Wales could lead the way in the development of a national care service, UNISON says, which would put quality of care, dignity and respect for workers at its core, issues that were absent from Boris Johnson’s announcement.

But the union says the Welsh Government must also implement its manifesto commitment of a £9.50 minimum wage for care workers immediately.

Welsh Labour made the pledge ahead of elections in May but has so far failed to enact it, even though it is widely backed by the public. 

Mark Turner, UNISON Cymru Wales lead officer for care, said that now was the time for politicians in Cardiff Bay to act. 

“Welsh government was elected on a manifesto commitment to boost the earnings of care workers,” he said. 

“They need to do that now and present a plan for HOW wages will increase further to the level of NHS staff.” 

“Boris Johnson wants to introduce a regressive tax rise and he’s plucked figures from the air. He has no idea of what a properly funded care system would look like.” 

The National Insurance rise by the UK Government was also attacked by Shavanah Taj, General Secretary of Wales TUC, who said that the Tories should raise Capital Gains Tax to provide long term funding. 

“Any plan to fix Social Care must also fix low pay and& job insecurity for workers,” she wrote. 

Ms Taj said that more than half of the Welsh care workforce were now working for private care firms, and were “less likely to get proper sick pay [or] maternity pay,” adding that most care workers are women, and that Black women and women from minority backgrounds were overrepresented in the private sector.

She called for a UK- wide solution but if this fails, said the Welsh Government should consult on an alternative solution for Wales.

“It is plain wrong that under current tax arrangements a low paid social care worker can pay a bigger share of their income to fund the social care system than the private equity magnate who profits from asset stripping care homes to sell on,” she wrote. 

Meanwhile, health workers currently campaigning for a 15% pay rise said the measure would affect the lowest paid workers the most, and make the proposed 3% pay rise for the NHS “worth even less.”

The campaign group NHS Workers Say No, a coalition of health workers from various unions, said the rich should be made to pay. 

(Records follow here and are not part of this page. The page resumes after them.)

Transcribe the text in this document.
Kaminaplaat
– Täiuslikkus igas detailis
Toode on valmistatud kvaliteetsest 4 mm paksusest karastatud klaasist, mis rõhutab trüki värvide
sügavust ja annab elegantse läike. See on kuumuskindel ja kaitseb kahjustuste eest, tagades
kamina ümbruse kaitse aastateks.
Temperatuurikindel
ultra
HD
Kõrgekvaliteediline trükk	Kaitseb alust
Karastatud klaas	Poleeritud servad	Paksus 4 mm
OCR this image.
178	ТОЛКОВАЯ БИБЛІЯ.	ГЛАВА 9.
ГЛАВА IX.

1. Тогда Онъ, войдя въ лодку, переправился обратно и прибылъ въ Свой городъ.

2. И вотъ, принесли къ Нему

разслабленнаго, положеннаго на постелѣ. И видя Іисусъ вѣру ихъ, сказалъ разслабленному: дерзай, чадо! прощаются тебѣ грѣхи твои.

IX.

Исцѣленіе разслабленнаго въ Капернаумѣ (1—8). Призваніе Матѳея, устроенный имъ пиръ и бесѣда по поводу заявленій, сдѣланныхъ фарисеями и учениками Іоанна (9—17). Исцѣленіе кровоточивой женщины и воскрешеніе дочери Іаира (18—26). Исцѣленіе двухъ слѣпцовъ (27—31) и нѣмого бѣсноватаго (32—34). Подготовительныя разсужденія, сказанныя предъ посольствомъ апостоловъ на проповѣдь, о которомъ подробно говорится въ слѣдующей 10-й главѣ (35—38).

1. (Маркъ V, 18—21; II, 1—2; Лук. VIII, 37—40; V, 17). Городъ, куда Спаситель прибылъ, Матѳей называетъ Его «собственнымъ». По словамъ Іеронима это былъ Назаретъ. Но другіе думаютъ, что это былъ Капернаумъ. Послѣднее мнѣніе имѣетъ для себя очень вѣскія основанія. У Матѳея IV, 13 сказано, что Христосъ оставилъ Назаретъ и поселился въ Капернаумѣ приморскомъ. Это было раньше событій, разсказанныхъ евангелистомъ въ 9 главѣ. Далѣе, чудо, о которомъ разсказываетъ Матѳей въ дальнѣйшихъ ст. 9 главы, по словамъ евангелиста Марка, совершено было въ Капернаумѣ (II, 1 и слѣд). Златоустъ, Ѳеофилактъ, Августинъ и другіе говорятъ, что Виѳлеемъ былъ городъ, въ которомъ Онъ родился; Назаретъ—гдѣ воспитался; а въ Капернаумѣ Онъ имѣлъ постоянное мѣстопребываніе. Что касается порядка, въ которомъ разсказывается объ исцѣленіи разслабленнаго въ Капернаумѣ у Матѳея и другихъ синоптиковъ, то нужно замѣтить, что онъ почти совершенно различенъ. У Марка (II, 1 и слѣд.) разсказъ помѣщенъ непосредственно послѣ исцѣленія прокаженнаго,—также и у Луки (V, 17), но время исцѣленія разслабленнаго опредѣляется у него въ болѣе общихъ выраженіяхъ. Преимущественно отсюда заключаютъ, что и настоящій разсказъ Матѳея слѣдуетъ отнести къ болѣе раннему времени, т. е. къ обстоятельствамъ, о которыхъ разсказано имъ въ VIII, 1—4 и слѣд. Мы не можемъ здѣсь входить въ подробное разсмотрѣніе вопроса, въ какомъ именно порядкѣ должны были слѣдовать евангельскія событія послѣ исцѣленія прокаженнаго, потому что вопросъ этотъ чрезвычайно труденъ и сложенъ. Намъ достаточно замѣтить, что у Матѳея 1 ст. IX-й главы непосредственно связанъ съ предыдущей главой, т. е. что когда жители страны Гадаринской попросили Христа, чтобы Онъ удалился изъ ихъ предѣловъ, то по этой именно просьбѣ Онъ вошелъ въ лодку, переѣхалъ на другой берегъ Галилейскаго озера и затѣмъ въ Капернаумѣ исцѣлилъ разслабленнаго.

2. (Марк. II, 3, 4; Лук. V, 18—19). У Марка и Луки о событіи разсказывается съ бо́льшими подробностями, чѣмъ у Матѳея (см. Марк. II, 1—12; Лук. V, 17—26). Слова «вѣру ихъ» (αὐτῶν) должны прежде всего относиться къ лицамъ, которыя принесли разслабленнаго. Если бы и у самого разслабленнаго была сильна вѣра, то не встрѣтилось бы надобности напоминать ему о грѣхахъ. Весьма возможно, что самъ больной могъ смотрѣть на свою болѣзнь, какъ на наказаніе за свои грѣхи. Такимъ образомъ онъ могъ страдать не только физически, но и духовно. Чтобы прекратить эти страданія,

“Health and social care should be government funded and we should tax the rich that have clearly benefited off the back of this pandemic,” the group said. “Yet again people in the lowest paid jobs will have to pay for the crisis in social care whilst the wealthiest remain unaffected.”

Backlash over pay

The anger of the National Insurance rise comes as UNISON has also said that there could be major strikes over public sector pay, not just in the NHS and local government, but also in Police support services.   

There is also a growing backlash over the 1.75% pay offer to local government workers from the Welsh Government, with UNISON recommending its members reject it and move towards industrial action.  

Alison Boshier, a Ceredigion council worker recently told Herald.Wales that workers are deeply frustrated and don’t feel valued: 

“When everyone else was locked down, our members were the carers who went to people’s homes to look after them….Our reward for that is a 1.75% pay increase that doesn’t even keep up with inflation.”

Taking the proposed National Insurance rise into account, the rise would be reduced to just 0.5%, way below the rise in living costs. As such, UNISON has said that strikes could happen from the end of November. 

In the past 18 months, the essential role of key workers in the public and private sector in keeping society functional has come to the fore. 

Many are now furious that they are expected to live off low pay in a system that created a record number of billionaires during the pandemic. 

In a sign of the prevailing mood, strike ballots have also been sent out today for Unite members at Stagecoach Wales. 

“For too long bus drivers have been under appreciated and under paid,” the union said. “These essential workers will not sacrifice terms and conditions just to financially survive.”

To alter the crisis facing essential workers across the board, coordinating winter strikes could be the best hope.